For a split second, everything was quiet…and then a loud cheer raised up through the ranks. Arthur let out a deep breath he hadn’t realized he was holding and turned to his manservant, his friend, his protector. They clasped forearms for a moment before Arthur yanked Merlin into a hug. He tucked his chin into Merlin’s neck and murmured into his ear, “I’m glad you’re here, Merlin.”
Merlin’s arms tightened briefly around Arthur’s back as he replied, “So am I, Arthur. So am I.”

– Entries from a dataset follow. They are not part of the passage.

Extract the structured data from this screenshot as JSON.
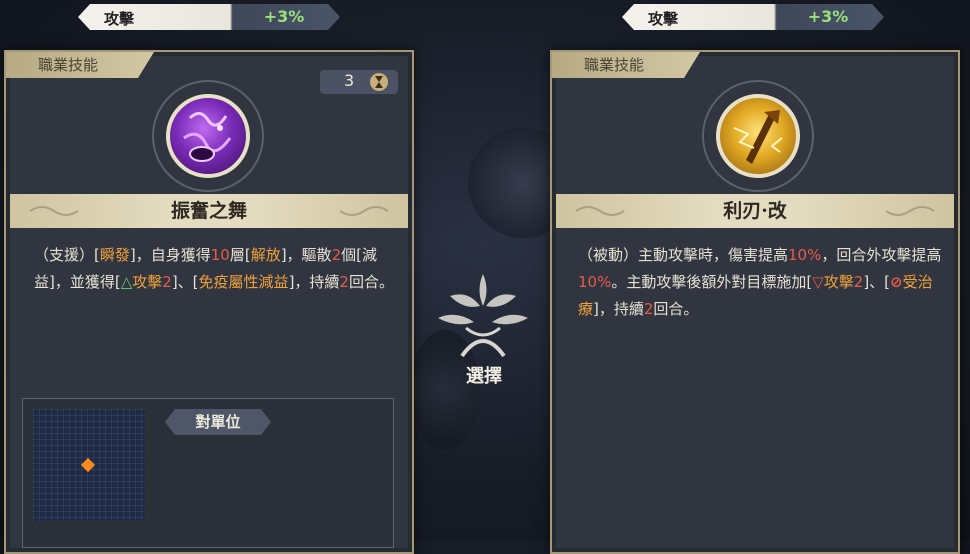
{
  "top_stats": [
    {
      "label": "攻擊",
      "value": "+3%"
    },
    {
      "label": "攻擊",
      "value": "+3%"
    }
  ],
  "left_card": {
    "tab": "職業技能",
    "counter": "3",
    "skill_name": "振奮之舞",
    "desc": {
      "p1": "（支援）[",
      "k1": "瞬發",
      "p2": "]，自身獲得",
      "n1": "10",
      "p3": "層[",
      "k2": "解放",
      "p4": "]，驅散",
      "n2": "2",
      "p5": "個[減益]，並獲得[",
      "icon1": "△",
      "k3": "攻擊",
      "n3": "2",
      "p6": "]、[",
      "k4": "免疫屬性減益",
      "p7": "]，持續",
      "n4": "2",
      "p8": "回合。"
    },
    "target_label": "對單位"
  },
  "center": {
    "select_label": "選擇"
  },
  "right_card": {
    "tab": "職業技能",
    "skill_name": "利刃·改",
    "desc": {
      "p1": "（被動）主動攻擊時，傷害提高",
      "n1": "10%",
      "p2": "，回合外攻擊提高",
      "n2": "10%",
      "p3": "。主動攻擊後額外對目標施加[",
      "icon1": "▽",
      "k1": "攻擊",
      "n3": "2",
      "p4": "]、[",
      "icon2": "⊘",
      "k2": "受治療",
      "p5": "]，持續",
      "n4": "2",
      "p6": "回合。"
    }
  },
  "colors": {
    "accent_gold": "#d2c8a4",
    "highlight_orange": "#f0a23b",
    "number_red": "#e85a4a",
    "stat_green": "#9be07a"
  },
  "icons": {
    "counter_icon": "hourglass-icon",
    "left_skill": "purple-dance-skill-icon",
    "right_skill": "golden-blade-skill-icon",
    "select_emblem": "leaf-tree-emblem-icon"
  }
}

Arthur followed up with a couple of manly back slaps before releasing his friend from his grasp and wrapped an arm around Merlin’s shoulders instead in order to steer him back toward camp. “I do think you were laying it on a little thick there at the end though…with all that ‘past, present, and future’ stuff…” Arthur teased, his voice lilting with amusement and relief.
Merlin pursed his lips to keep from snickering and shrugged one shoulder nonchalantly. “Perhaps…but it worked, didn’t it?”
Arthur barked out a laugh and ruffled Merlin’s hair. “Yeah, it did. Well, this is the best ‘present’ I could have asked for…” He waved his other hand to encompass the mountain pass still full of his knights.
“Oh, don’t be fooled, Arthur,” Merlin cautioned. “She’ll be back.”
“I know,” Arthur replied, his voice suddenly solemn. “But we’ll be ready for her.”
Merlin nodded. “Yes, we will.”
As they walked through camp, the other soldiers gave the pair a wide berth, leaving them to their reunion.
Arthur was about to lift the flap of his tent when he stopped dead in his tracks, causing Merlin to bump into him awkwardly.
“Hey!” he said indignantly, removing his hand from Merlin’s shoulder and instead using it to punch his friend in the arm.
“Ow!” Merlin’s eyebrows scrunched in consternation. “What was that for?” he cried, rubbing the sore spot on his arm ruefully.
“When we get back to Camelot, I want my money back.”
Merlin stared at Arthur, flummoxed. “What? What are you talking about?”
Arthur’s eyes narrowed dangerously. “You cheated.”
Peals of Merlin’s delighted laughter echoed in the night, soon joined by the king’s, as they slouched their way under the tent flap.
And, for that night at least, all was well.